The main goal of this dissertation was to explore these mechanisms in vitro and to determine if combinations of PI3K inhibitors and different classes of mTOR inhibitors can overcome resistance to mTOR inhibitor monotherapy. In particular, we used immunoblotting, reverse phase protein microarrays, polysome profile analysis, cell cycle analysis, and several techniques for determining cell survival and proliferation to explore the differences in survival, proliferation, autophagy, and activity of the AKT, translation initiation, and autophagy cell signaling networks between prostate cancer cell lines treated with different combinations of mTOR and PI3K inhibitors. Our findings revealed that the combination of PI3K and mTOR inhibition leads to a synergistic inhibition of prostate cancer cell survival and cytostasis that is correlated decreased translation rates, hypophosphorylation of 4E-BP1, autophagy, and an uncoupling of normal signaling between AKT and mTOR. We were able produce an effect on cell survival similar to treatment with high doses of mTOR/PI3K inhibitor combinations by inhibiting cap-dependent translation using a non-phosphorylatable mutant of 4E-BP1. In contrast, knocking down two major autophagy genes had little to no effect on the survival of prostate cancer cells treated with PI3K/mTOR inhibitors but did protect from cell death caused by the UPR activator tunicamycin.
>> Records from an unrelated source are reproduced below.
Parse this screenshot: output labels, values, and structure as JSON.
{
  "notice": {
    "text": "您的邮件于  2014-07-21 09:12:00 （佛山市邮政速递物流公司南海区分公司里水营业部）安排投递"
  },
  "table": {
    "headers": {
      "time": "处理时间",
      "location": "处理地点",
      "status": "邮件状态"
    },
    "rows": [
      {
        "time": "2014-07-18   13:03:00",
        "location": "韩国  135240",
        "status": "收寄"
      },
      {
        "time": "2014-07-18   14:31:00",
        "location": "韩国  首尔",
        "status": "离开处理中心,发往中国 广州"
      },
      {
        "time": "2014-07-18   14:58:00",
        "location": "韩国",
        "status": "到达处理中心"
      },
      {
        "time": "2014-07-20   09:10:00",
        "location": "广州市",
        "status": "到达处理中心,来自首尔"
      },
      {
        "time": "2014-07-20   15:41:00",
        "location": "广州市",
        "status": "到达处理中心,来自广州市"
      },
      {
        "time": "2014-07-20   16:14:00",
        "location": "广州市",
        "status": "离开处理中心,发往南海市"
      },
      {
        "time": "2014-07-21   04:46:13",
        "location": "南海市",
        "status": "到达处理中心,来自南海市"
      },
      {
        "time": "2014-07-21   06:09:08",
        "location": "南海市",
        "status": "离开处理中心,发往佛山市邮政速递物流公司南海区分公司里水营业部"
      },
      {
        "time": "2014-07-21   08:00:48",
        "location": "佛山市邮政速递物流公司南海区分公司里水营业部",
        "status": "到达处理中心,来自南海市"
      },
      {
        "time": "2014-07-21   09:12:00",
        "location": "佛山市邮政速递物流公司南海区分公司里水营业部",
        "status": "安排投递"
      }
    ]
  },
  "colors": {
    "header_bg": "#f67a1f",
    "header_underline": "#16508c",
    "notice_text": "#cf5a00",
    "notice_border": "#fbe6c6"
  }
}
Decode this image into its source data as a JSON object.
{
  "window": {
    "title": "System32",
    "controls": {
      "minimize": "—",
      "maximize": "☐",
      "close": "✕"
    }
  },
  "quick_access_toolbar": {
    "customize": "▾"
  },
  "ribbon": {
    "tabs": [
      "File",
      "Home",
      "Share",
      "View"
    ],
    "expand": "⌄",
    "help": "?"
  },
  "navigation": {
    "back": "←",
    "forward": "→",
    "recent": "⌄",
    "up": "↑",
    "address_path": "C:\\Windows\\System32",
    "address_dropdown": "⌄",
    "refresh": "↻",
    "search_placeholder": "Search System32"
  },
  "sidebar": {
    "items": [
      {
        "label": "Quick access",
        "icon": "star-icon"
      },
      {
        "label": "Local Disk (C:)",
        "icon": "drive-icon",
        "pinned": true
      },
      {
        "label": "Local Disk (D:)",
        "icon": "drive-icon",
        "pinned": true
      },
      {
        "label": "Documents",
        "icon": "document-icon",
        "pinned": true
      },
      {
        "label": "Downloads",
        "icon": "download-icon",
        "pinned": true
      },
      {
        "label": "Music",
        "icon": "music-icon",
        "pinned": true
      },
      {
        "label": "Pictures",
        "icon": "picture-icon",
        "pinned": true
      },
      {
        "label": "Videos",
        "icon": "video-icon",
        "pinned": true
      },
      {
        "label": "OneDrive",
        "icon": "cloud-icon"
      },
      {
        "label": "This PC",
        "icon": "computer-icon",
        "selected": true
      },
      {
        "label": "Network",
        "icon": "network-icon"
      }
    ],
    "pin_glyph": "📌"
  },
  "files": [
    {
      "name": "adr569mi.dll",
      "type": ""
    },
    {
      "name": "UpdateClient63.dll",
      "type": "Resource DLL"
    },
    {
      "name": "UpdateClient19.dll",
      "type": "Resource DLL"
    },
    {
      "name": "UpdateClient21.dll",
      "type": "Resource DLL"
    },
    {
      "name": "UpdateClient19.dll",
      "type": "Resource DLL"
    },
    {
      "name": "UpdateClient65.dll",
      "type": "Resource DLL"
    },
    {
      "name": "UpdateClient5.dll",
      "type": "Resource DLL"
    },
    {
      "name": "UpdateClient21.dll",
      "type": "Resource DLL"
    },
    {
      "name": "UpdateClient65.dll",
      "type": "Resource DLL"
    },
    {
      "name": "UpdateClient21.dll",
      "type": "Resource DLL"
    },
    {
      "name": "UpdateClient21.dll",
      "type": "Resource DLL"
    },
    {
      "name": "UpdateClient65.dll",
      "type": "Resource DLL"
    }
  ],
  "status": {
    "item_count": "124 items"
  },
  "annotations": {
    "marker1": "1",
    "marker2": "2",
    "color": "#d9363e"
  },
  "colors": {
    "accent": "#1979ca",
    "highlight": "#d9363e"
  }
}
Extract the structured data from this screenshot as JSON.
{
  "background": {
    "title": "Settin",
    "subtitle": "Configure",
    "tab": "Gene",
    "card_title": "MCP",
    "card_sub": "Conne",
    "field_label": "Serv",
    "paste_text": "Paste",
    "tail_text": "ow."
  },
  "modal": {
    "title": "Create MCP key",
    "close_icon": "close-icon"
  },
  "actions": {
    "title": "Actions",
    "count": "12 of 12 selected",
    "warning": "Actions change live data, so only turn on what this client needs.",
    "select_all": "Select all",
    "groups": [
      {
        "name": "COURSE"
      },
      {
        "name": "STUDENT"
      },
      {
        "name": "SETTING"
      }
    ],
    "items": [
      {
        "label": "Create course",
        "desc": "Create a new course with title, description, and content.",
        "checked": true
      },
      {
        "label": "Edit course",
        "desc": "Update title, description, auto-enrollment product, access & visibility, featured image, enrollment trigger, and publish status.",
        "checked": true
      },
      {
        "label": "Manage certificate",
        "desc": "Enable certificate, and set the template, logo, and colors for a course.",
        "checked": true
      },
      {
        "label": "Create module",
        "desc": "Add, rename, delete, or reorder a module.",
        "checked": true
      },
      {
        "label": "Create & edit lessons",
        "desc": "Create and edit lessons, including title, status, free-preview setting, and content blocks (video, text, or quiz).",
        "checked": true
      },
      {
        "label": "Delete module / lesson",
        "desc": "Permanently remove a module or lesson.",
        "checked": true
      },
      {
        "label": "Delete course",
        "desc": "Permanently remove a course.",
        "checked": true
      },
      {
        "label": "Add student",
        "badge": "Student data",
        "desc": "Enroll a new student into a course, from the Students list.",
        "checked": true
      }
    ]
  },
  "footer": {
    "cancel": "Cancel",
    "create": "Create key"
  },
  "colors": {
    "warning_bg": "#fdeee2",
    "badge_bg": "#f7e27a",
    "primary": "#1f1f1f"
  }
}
We conclude that treatment strategies that target PI3K, mTORC1 and mTORC2 simultaneously have the potential to be clinically useful in CRPC, probably due to the increased inhibition of eIF4E activity and cap-dependent translation when compared to monotherapy with allosteric mTORC1 inhibitors. Although autophagic cell death can be induced in prostate cancer cells, the autophagy observed after inhibition of PI3K and mTOR does not appear to contribute to cell death and is not a major resistance mechanism under these conditions. Nevertheless, we did observe different roles for autophagy in the survival of cells exposed to different types of stressors, and further elucidation of autophagy signaling networks may yet provide useful clinical targets.